11 Maar de HEERE is met mij als een verschrikkelijk Held; daarom zullen mijn vervolgers struikelen, en niets vermogen; zij zijn zeer beschaamd geworden, omdat zij niet verstandiglijk gehandeld hebben; het zal een eeuwige schande zijn, zij zal niet vergeten worden.
Pero Yahvé está conmigo como un poderoso imponente. Por eso mis perseguidores tropezarán, y no prevalecerán. Estarán totalmente decepcionados porque no han tratado con sabiduría, incluso con un deshonor eterno que nunca será olvidado.
12 Gij dan, o HEERE der heirscharen, Die den rechtvaardige proeft, Die de nieren en het hart ziet, laat mij Uw wraak van hen zien, want ik heb U mijn twistzaak ontdekt.
Pero el Señor de los Ejércitos, que pone a prueba a los justos, que ve el corazón y la mente, déjame ver tu venganza sobre ellos, porque te he revelado mi causa.
13 Zingt den HEERE, prijst den HEERE; want Hij heeft de ziel des nooddruftigen uit de hand der boosdoeners verlost.
¡Canta a Yahvé!
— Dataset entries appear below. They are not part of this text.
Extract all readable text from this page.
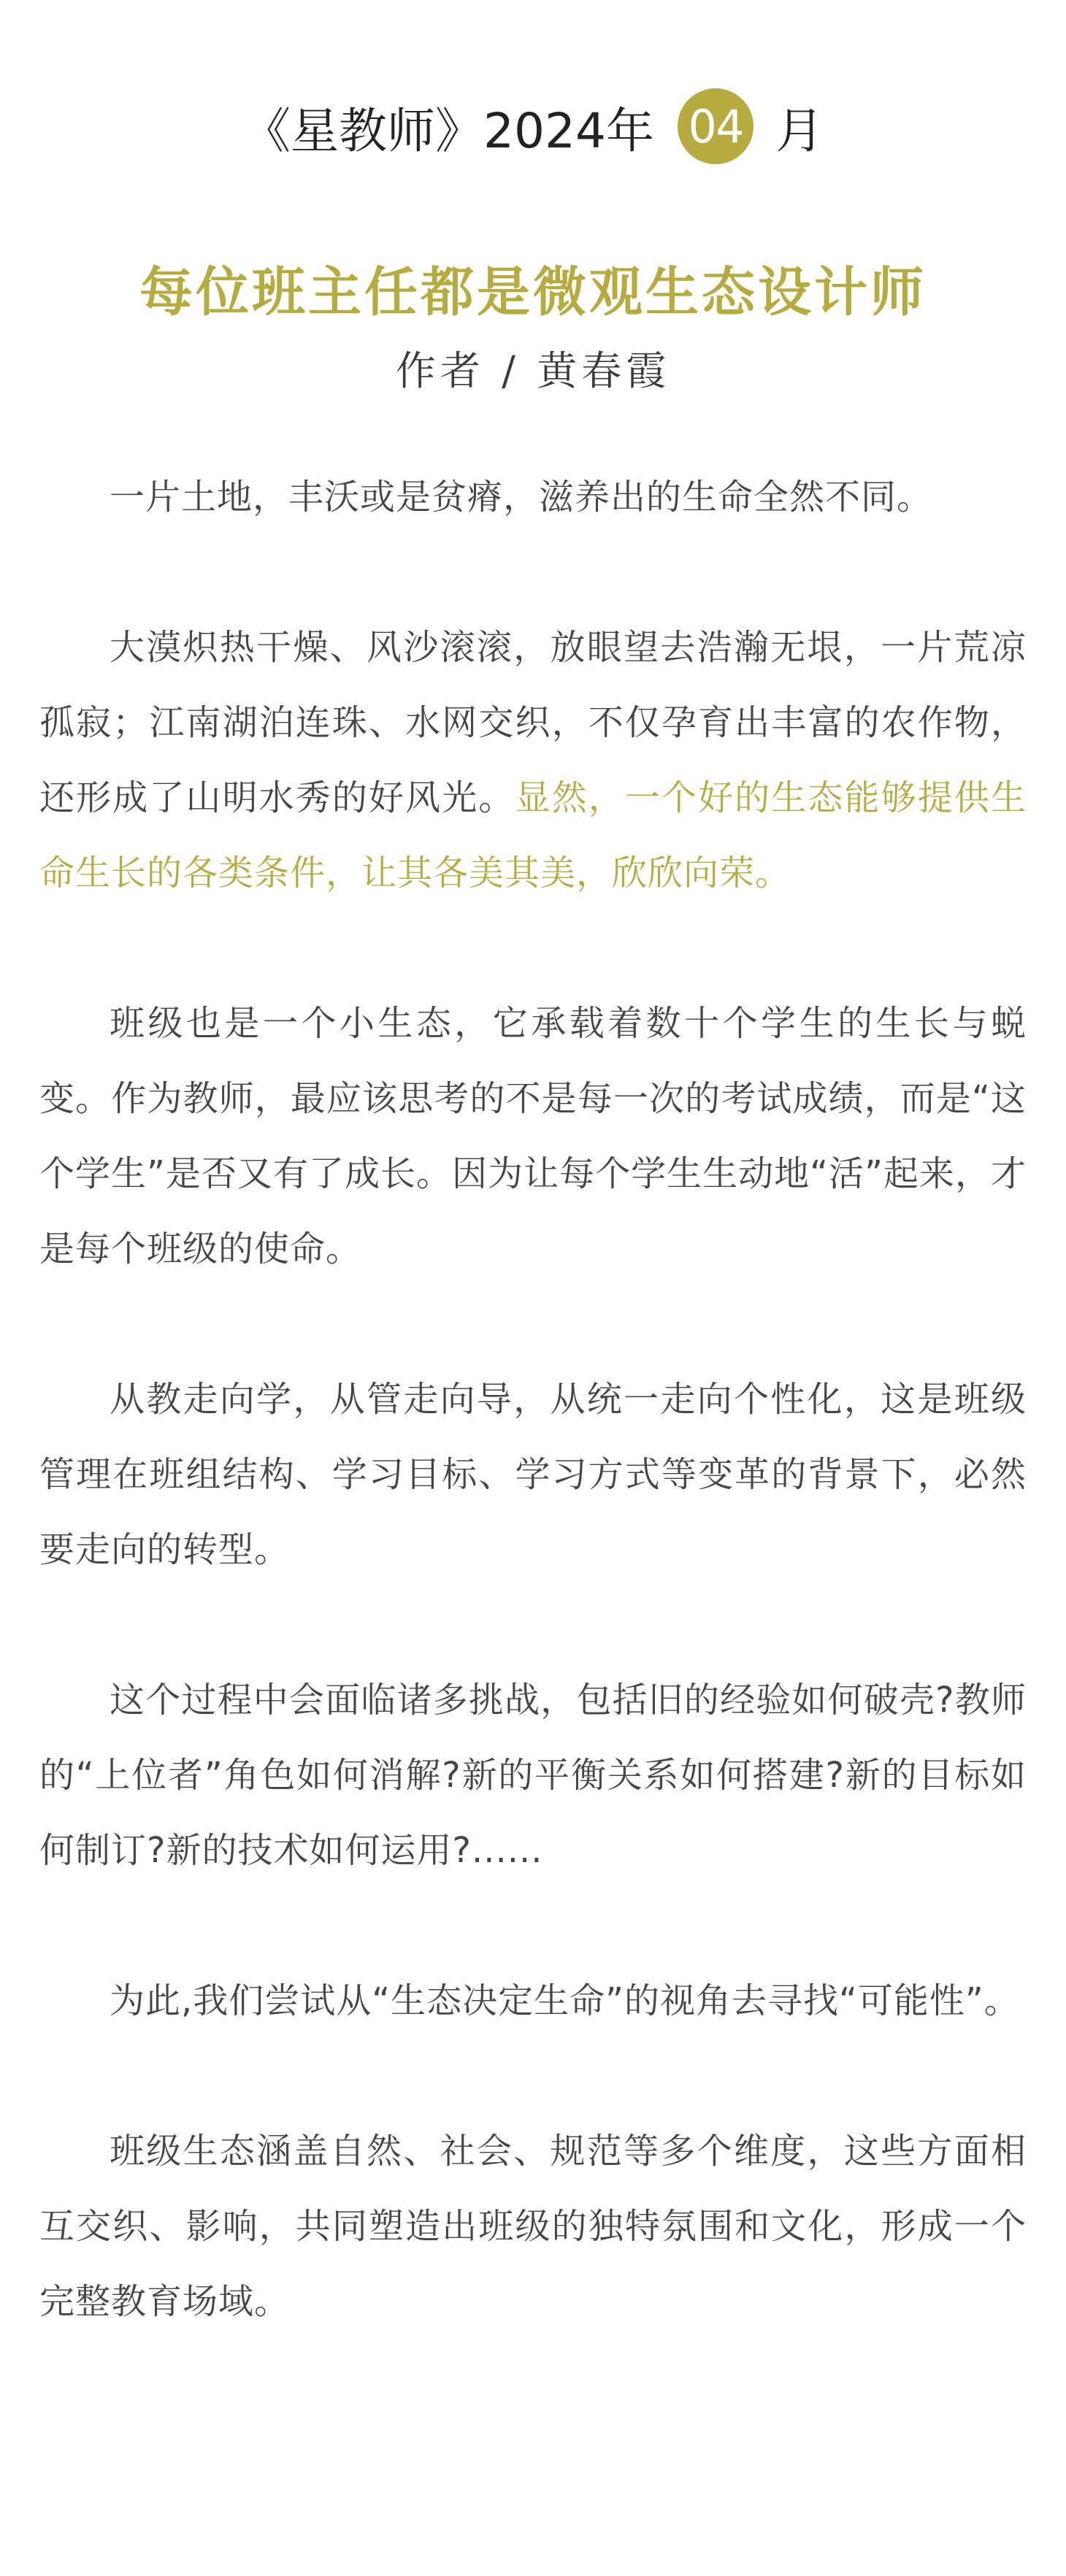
《星教师》2024年 04 月
每位班主任都是微观生态设计师
作者 / 黄春霞

一片土地，丰沃或是贫瘠，滋养出的生命全然不同。

大漠炽热干燥、风沙滚滚，放眼望去浩瀚无垠，一片荒凉孤寂；江南湖泊连珠、水网交织，不仅孕育出丰富的农作物，还形成了山明水秀的好风光。显然，一个好的生态能够提供生命生长的各类条件，让其各美其美，欣欣向荣。

班级也是一个小生态，它承载着数十个学生的生长与蜕变。作为教师，最应该思考的不是每一次的考试成绩，而是“这个学生”是否又有了成长。因为让每个学生生动地“活”起来，才是每个班级的使命。

从教走向学，从管走向导，从统一走向个性化，这是班级管理在班组结构、学习目标、学习方式等变革的背景下，必然要走向的转型。

这个过程中会面临诸多挑战，包括旧的经验如何破壳?教师的“上位者”角色如何消解?新的平衡关系如何搭建?新的目标如何制订?新的技术如何运用?......

为此,我们尝试从“生态决定生命”的视角去寻找“可能性”。

班级生态涵盖自然、社会、规范等多个维度，这些方面相互交织、影响，共同塑造出班级的独特氛围和文化，形成一个完整教育场域。
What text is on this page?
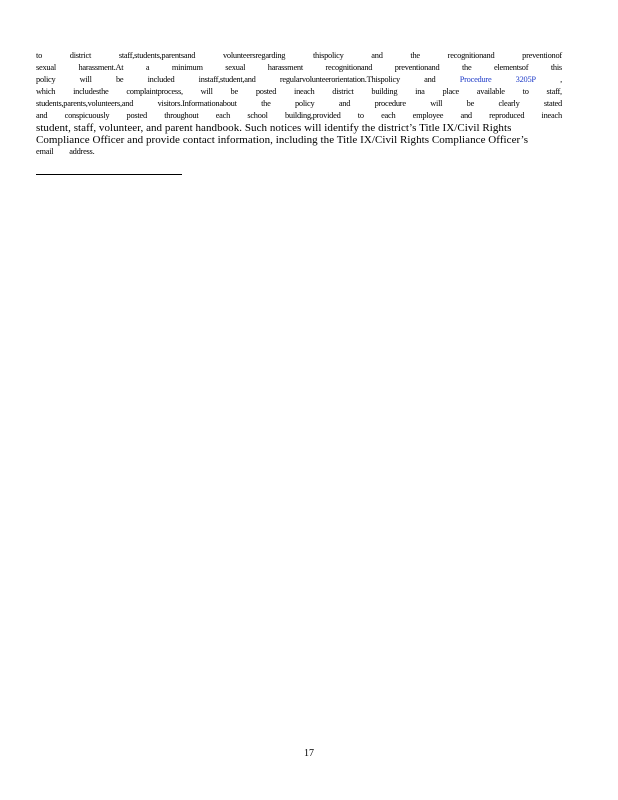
to	district	staff,students,parentsand	volunteersregarding	thispolicy	and	the	recognitionand	preventionof
sexual	harassment.At	a	minimum	sexual	harassment	recognitionand	preventionand	the	elementsof	this
policy	will	be	included	instaff,student,and	regularvolunteerorientation.Thispolicy	and	Procedure	3205P	,
which includesthe complaintprocess, will be posted ineach district building ina place available to staff,
students,parents,volunteers,and	visitors.Informationabout	the	policy	and	procedure	will	be	clearly	stated
and conspicuously posted throughout each school building,provided to each employee and reproduced ineach
student, staff, volunteer, and parent handbook. Such notices will identify the district’s Title IX/Civil Rights
Compliance Officer and provide contact information, including the Title IX/Civil Rights Compliance Officer’s
email address.
17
Alabado sea Yahvé, porque ha librado el alma del necesitado de la mano de los malhechores.
14 Vervloekt zij de dag, op welken ik geboren ben; de dag, op welken mijn moeder mij gebaard heeft, zij niet gezegend!
Maldito sea el día en que nací. No permitas que el día en que mi madre me dio a luz sea bendecido.
15 Vervloekt zij de man, die mijn vader geboodschapt heeft, zeggende: U is een jonge zoon geboren, verblijdende hem grotelijks!
Maldito sea el hombre que trajo noticias a mi padre, diciendo, “Te ha nacido un niño”, lo que le alegró mucho.
16 Ja, dezelve man zij, als de steden, die de HEERE heeft omgekeerd, en het heeft Hem niet berouwd; en hij hore in den morgenstond een geroep, en op den middagtijd een geschrei.
Que ese hombre sea como las ciudades que Yahvé derribó, y no se arrepintió. Que oiga un grito por la mañana, y gritando al mediodía,
17 Dat Hij mij niet gedood heeft van de baarmoeder af! Of mijn moeder mijn graf geweest is, of haar baarmoeder als van een, die eeuwiglijk zwanger is!
porque no me mató desde el vientre. Así que mi madre habría sido mi tumba, y su vientre siempre grande.
18 Waarom ben ik toch uit de baarmoeder voortgekomen, om moeite en droefenis te zien, en dat mijn dagen in beschaamdheid vergaan?
¿Por qué salí del vientre materno para ver el parto y el dolor? que mis días se consuman en la vergüenza?